TRAMA
“Cosa siamo, turchi o tedeschi?”. Il piccolo Cenk chiede di conoscere la storia della sua famiglia.
RECENSIONI
Le sorelle Yasemin e Nesrin Samdereli (l’una regista, l’altra co-sceneggiatrice), raccogliendo elementi biografici dalla storia della loro famiglia, firmano un racconto migratorio in forma di commedia: Huseyin ha varcato la linea tra Turchia e Germania negli anni ’60 e adesso, nell’ultima stagione della vita, la ripercorre a ritroso con i famigliari, alla ricerca del legame con il suo paese indebolito nella seconda generazione e con l’affacciarsi della terza (il giovane Cenk). Nel frattempo, nell’arco di quaranta anni in Germania è compiuta la costruzione della nuova società turco-tedesca: oggi l’unione tra popoli diversi non si ferma (ad esempio tedeschi/inglesi), il melting pot è potenzialmente infinito e muove verso una comunità babelica e multietnica. In questo contesto, l’avvenuta integrazione è chiamata a conservare la memoria del proprio passato; il ruolo di Huseyin, “custode delle radici”, viene tramandato da nonno in nipote e il film è il loro passaggio di testimone, come sottolinea la metafora circolare della cartina geografica che unisce l’inizio e il finale.
Sorta di prequel del cinema turco trapiantato in Germania degli ultimi anni (Huseyin e Fatma potrebbero essere i genitori del Cahit de La sposa turca, immigrato di seconda generazione), Almanya è incentrato sull’idea di confine: quello presente/passato, ovviamente, che si riflette nel confine narrativo tempo attuale/flashback, continuamente travalicato dalla regista. Se l’impianto della pellicola si gioca sul doppio piano, tanti sono i ricorsi anche nei luoghi e situazioni: la gravidanza di Canan oggi come quella della nonna ieri, i fratelli adulti che dividono il letto come da bambini... E’ così che lo svolgimento tocca le stazioni tipiche della saga famigliare: dal dilemma tra origini e modernità fino ai dissidi interni, dalla solitudine al divorzio, mantenendo sempre il registro comico per stemperare le curve più drammatiche. Ironia leggibile e immediata (popolare, direbbero alcuni), quella delle autrici, basata soprattutto sullo “stupore”: quello dell’emigrazione in Germania, dove tutto è particolare e meraviglioso (flashback), e quello della riscoperta, che guardando all’indietro ritrova verità sepolte e paradossali (presente). Se da una parte la scelta suona articolata e compiuta (il sogno di Huseyin sulla “germanizzazione” dei turchi), dall’altra si affida alla comicità più facile ed episodica (il figlio che vomita cibo arabo).

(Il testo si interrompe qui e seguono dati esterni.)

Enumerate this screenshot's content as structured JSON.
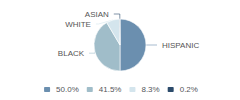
{
  "chart_data": {
    "type": "pie",
    "categories": [
      "HISPANIC",
      "BLACK",
      "WHITE",
      "ASIAN"
    ],
    "values": [
      50.0,
      41.5,
      8.3,
      0.2
    ],
    "value_labels": [
      "50.0%",
      "41.5%",
      "8.3%",
      "0.2%"
    ],
    "colors": [
      "#6b8faf",
      "#a0bdc9",
      "#d4e5ed",
      "#2c4b6b"
    ],
    "legend": "bottom"
  }
}
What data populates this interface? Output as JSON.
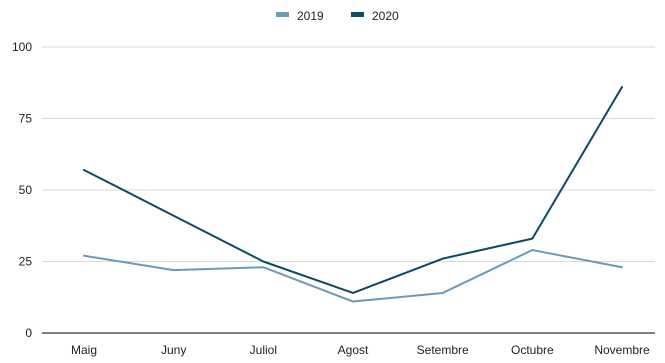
{
  "chart_data": {
    "type": "line",
    "categories": [
      "Maig",
      "Juny",
      "Juliol",
      "Agost",
      "Setembre",
      "Octubre",
      "Novembre"
    ],
    "series": [
      {
        "name": "2019",
        "values": [
          27,
          22,
          23,
          11,
          14,
          29,
          23
        ],
        "color": "#6b9ab8"
      },
      {
        "name": "2020",
        "values": [
          57,
          41,
          25,
          14,
          26,
          33,
          86
        ],
        "color": "#0d4a63"
      }
    ],
    "ylim": [
      0,
      100
    ],
    "yticks": [
      0,
      25,
      50,
      75,
      100
    ],
    "grid": true,
    "legend": "top-center"
  }
}
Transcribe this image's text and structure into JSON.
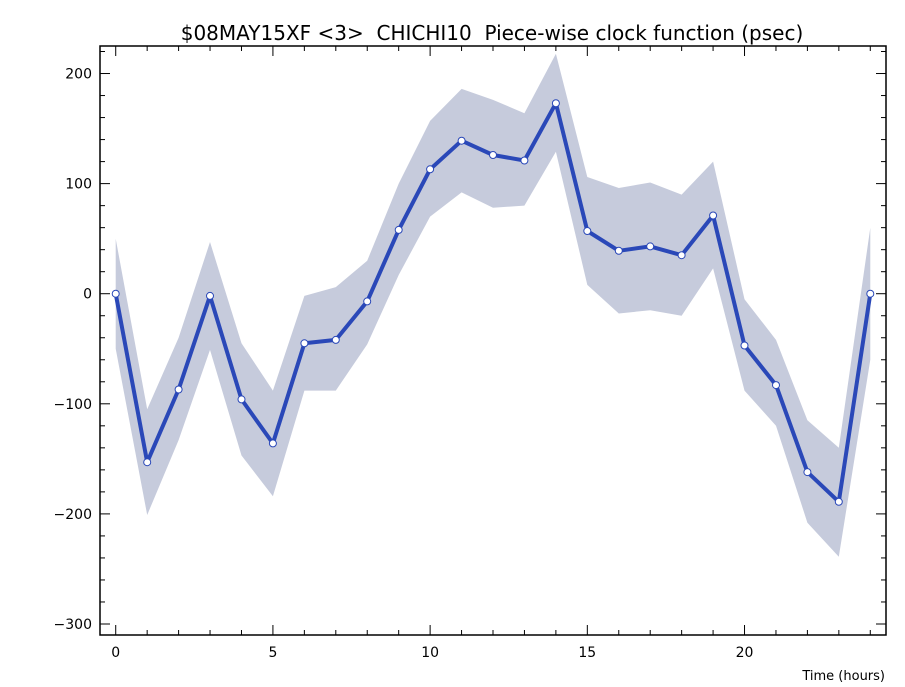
{
  "chart_data": {
    "type": "line",
    "title": "$08MAY15XF <3>  CHICHI10  Piece-wise clock function (psec)",
    "xlabel": "Time (hours)",
    "ylabel": "",
    "xlim": [
      -0.5,
      24.5
    ],
    "ylim": [
      -310,
      225
    ],
    "x_ticks": [
      0,
      5,
      10,
      15,
      20
    ],
    "y_ticks": [
      200,
      100,
      0,
      -100,
      -200,
      -300
    ],
    "x_tick_labels": [
      "0",
      "5",
      "10",
      "15",
      "20"
    ],
    "y_tick_labels": [
      "200",
      "100",
      "0",
      "−100",
      "−200",
      "−300"
    ],
    "grid": false,
    "series": [
      {
        "x": [
          0,
          1,
          2,
          3,
          4,
          5,
          6,
          7,
          8,
          9,
          10,
          11,
          12,
          13,
          14,
          15,
          16,
          17,
          18,
          19,
          20,
          21,
          22,
          23,
          24
        ],
        "values": [
          0,
          -153,
          -87,
          -2,
          -96,
          -136,
          -45,
          -42,
          -7,
          58,
          113,
          139,
          126,
          121,
          173,
          57,
          39,
          43,
          35,
          71,
          -47,
          -83,
          -162,
          -189,
          0
        ],
        "upper": [
          50,
          -105,
          -40,
          47,
          -45,
          -88,
          -2,
          6,
          30,
          100,
          157,
          186,
          176,
          164,
          218,
          106,
          96,
          101,
          90,
          120,
          -5,
          -42,
          -115,
          -140,
          60
        ],
        "lower": [
          -50,
          -201,
          -133,
          -51,
          -147,
          -184,
          -88,
          -88,
          -46,
          17,
          70,
          92,
          78,
          80,
          129,
          8,
          -18,
          -15,
          -20,
          23,
          -88,
          -120,
          -208,
          -239,
          -60
        ]
      }
    ],
    "colors": {
      "line": "#2a48b8",
      "band": "#c6cbdc",
      "marker_fill": "#ffffff",
      "marker_stroke": "#2a48b8",
      "axis": "#000000"
    }
  }
}
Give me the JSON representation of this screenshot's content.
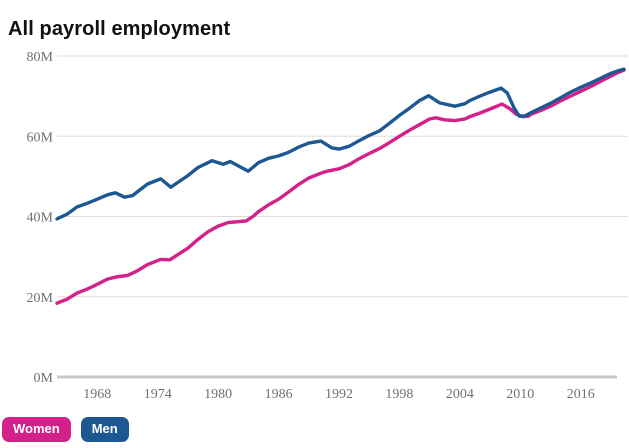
{
  "title": "All payroll employment",
  "legend": {
    "items": [
      {
        "label": "Women",
        "color": "#d3208b"
      },
      {
        "label": "Men",
        "color": "#1d5893"
      }
    ]
  },
  "colors": {
    "background": "#ffffff",
    "title_text": "#121212",
    "tick_text": "#6e7179",
    "gridline": "#dddddd",
    "baseline": "#c9c9c9",
    "women_line": "#d3208b",
    "men_line": "#1d5893"
  },
  "chart_data": {
    "type": "line",
    "title": "All payroll employment",
    "xlabel": "",
    "ylabel": "",
    "unit": "M",
    "grid": true,
    "legend_position": "bottom-left",
    "x_range": [
      1964,
      2020.3
    ],
    "y_range": [
      0,
      80
    ],
    "x_ticks": [
      1968,
      1974,
      1980,
      1986,
      1992,
      1998,
      2004,
      2010,
      2016
    ],
    "y_ticks": [
      0,
      20,
      40,
      60,
      80
    ],
    "y_tick_suffix": "M",
    "series": [
      {
        "name": "Women",
        "color": "#d3208b",
        "points": [
          [
            1964,
            18.4
          ],
          [
            1965,
            19.4
          ],
          [
            1966,
            20.9
          ],
          [
            1967,
            21.9
          ],
          [
            1968,
            23.1
          ],
          [
            1969,
            24.4
          ],
          [
            1970,
            25.0
          ],
          [
            1971,
            25.3
          ],
          [
            1972,
            26.5
          ],
          [
            1973,
            28.0
          ],
          [
            1974.3,
            29.3
          ],
          [
            1975.2,
            29.2
          ],
          [
            1976,
            30.5
          ],
          [
            1977,
            32.1
          ],
          [
            1978,
            34.3
          ],
          [
            1979,
            36.2
          ],
          [
            1980,
            37.6
          ],
          [
            1981,
            38.5
          ],
          [
            1982,
            38.7
          ],
          [
            1982.8,
            38.9
          ],
          [
            1983.5,
            40.1
          ],
          [
            1984,
            41.2
          ],
          [
            1985,
            42.9
          ],
          [
            1986,
            44.3
          ],
          [
            1987,
            46.1
          ],
          [
            1988,
            48.0
          ],
          [
            1989,
            49.6
          ],
          [
            1990.3,
            50.9
          ],
          [
            1991,
            51.4
          ],
          [
            1992,
            51.9
          ],
          [
            1993,
            52.9
          ],
          [
            1994,
            54.4
          ],
          [
            1995,
            55.7
          ],
          [
            1996,
            56.9
          ],
          [
            1997,
            58.4
          ],
          [
            1998,
            60.0
          ],
          [
            1999,
            61.5
          ],
          [
            2000,
            62.9
          ],
          [
            2001,
            64.3
          ],
          [
            2001.6,
            64.6
          ],
          [
            2002.5,
            64.1
          ],
          [
            2003.5,
            63.9
          ],
          [
            2004.5,
            64.3
          ],
          [
            2005,
            64.9
          ],
          [
            2006,
            65.8
          ],
          [
            2007,
            66.8
          ],
          [
            2008.2,
            68.0
          ],
          [
            2009,
            66.8
          ],
          [
            2009.6,
            65.5
          ],
          [
            2010.2,
            64.9
          ],
          [
            2010.8,
            65.0
          ],
          [
            2011,
            65.4
          ],
          [
            2012,
            66.4
          ],
          [
            2013,
            67.5
          ],
          [
            2014,
            68.8
          ],
          [
            2015,
            70.0
          ],
          [
            2016,
            71.2
          ],
          [
            2017,
            72.4
          ],
          [
            2018,
            73.7
          ],
          [
            2019,
            75.0
          ],
          [
            2019.7,
            75.9
          ],
          [
            2020.3,
            76.5
          ]
        ]
      },
      {
        "name": "Men",
        "color": "#1d5893",
        "points": [
          [
            1964,
            39.4
          ],
          [
            1965,
            40.6
          ],
          [
            1966,
            42.4
          ],
          [
            1967,
            43.3
          ],
          [
            1968,
            44.3
          ],
          [
            1969,
            45.4
          ],
          [
            1969.8,
            45.9
          ],
          [
            1970.7,
            44.8
          ],
          [
            1971.5,
            45.2
          ],
          [
            1972,
            46.2
          ],
          [
            1973,
            48.1
          ],
          [
            1974.3,
            49.4
          ],
          [
            1975.3,
            47.3
          ],
          [
            1976,
            48.5
          ],
          [
            1977,
            50.2
          ],
          [
            1978,
            52.2
          ],
          [
            1979.4,
            53.9
          ],
          [
            1980.5,
            53.0
          ],
          [
            1981.2,
            53.7
          ],
          [
            1982,
            52.6
          ],
          [
            1983,
            51.3
          ],
          [
            1984,
            53.4
          ],
          [
            1985,
            54.5
          ],
          [
            1986,
            55.1
          ],
          [
            1987,
            56.0
          ],
          [
            1988,
            57.3
          ],
          [
            1989,
            58.3
          ],
          [
            1990.2,
            58.8
          ],
          [
            1991.3,
            57.1
          ],
          [
            1992,
            56.8
          ],
          [
            1993,
            57.5
          ],
          [
            1994,
            58.9
          ],
          [
            1995,
            60.2
          ],
          [
            1996,
            61.3
          ],
          [
            1997,
            63.2
          ],
          [
            1998,
            65.2
          ],
          [
            1999,
            67.0
          ],
          [
            2000,
            68.9
          ],
          [
            2000.9,
            70.1
          ],
          [
            2002,
            68.3
          ],
          [
            2003.5,
            67.5
          ],
          [
            2004.5,
            68.1
          ],
          [
            2005,
            68.9
          ],
          [
            2006,
            70.0
          ],
          [
            2007,
            71.0
          ],
          [
            2008.1,
            72.0
          ],
          [
            2008.7,
            70.8
          ],
          [
            2009.4,
            67.0
          ],
          [
            2009.9,
            65.0
          ],
          [
            2010.5,
            65.1
          ],
          [
            2011,
            65.8
          ],
          [
            2012,
            67.0
          ],
          [
            2013,
            68.2
          ],
          [
            2014,
            69.6
          ],
          [
            2015,
            71.0
          ],
          [
            2016,
            72.2
          ],
          [
            2017,
            73.3
          ],
          [
            2018,
            74.5
          ],
          [
            2019,
            75.7
          ],
          [
            2019.7,
            76.3
          ],
          [
            2020.3,
            76.7
          ]
        ]
      }
    ]
  }
}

Con la scomparsa del capofamiglia, preannunciata da segnali evidenti, Almanya vira poi verso il funeral movie per assicurare degna sepoltura alla prima generazione, siglando dunque il passaggio. Storia di una famiglia non atipica ma tradizionale, ovvero che recupera la tradizione, questione privata e insieme complessiva sui movimenti europei del Novecento, quella di Samdereli è un’opera chiara e coerente nell’impianto, ma non altrettanto nel risultato. Puntellata da voce off spesso superflua che spiega l’evidenza, la pellicola non ha la stessa compattezza a livello stilistico: dopo lo scoppiettante incipit, culminante nel piano sequenza della torta portata da Cenk, sia la regia che la sceneggiatura sembrano lentamente spegnersi, soprattutto nella seconda parte e nella conclusione, dove il tema identitario diventa tanto predominante da oscurare l’architettura. Anche le suggestioni in potenza più ricche (l’incontro impossibile tra figure del presente e passato) restano sulla carta, preferendo coltivare soluzioni più rassicuranti e stereotipate appena screziate dall’ombra della morte. Come spesso accade nelle vicende più intime, le Samdereli estinguono il loro debito personale e suonano meno incisive verso l’esterno, nell’apertura al pubblico universale.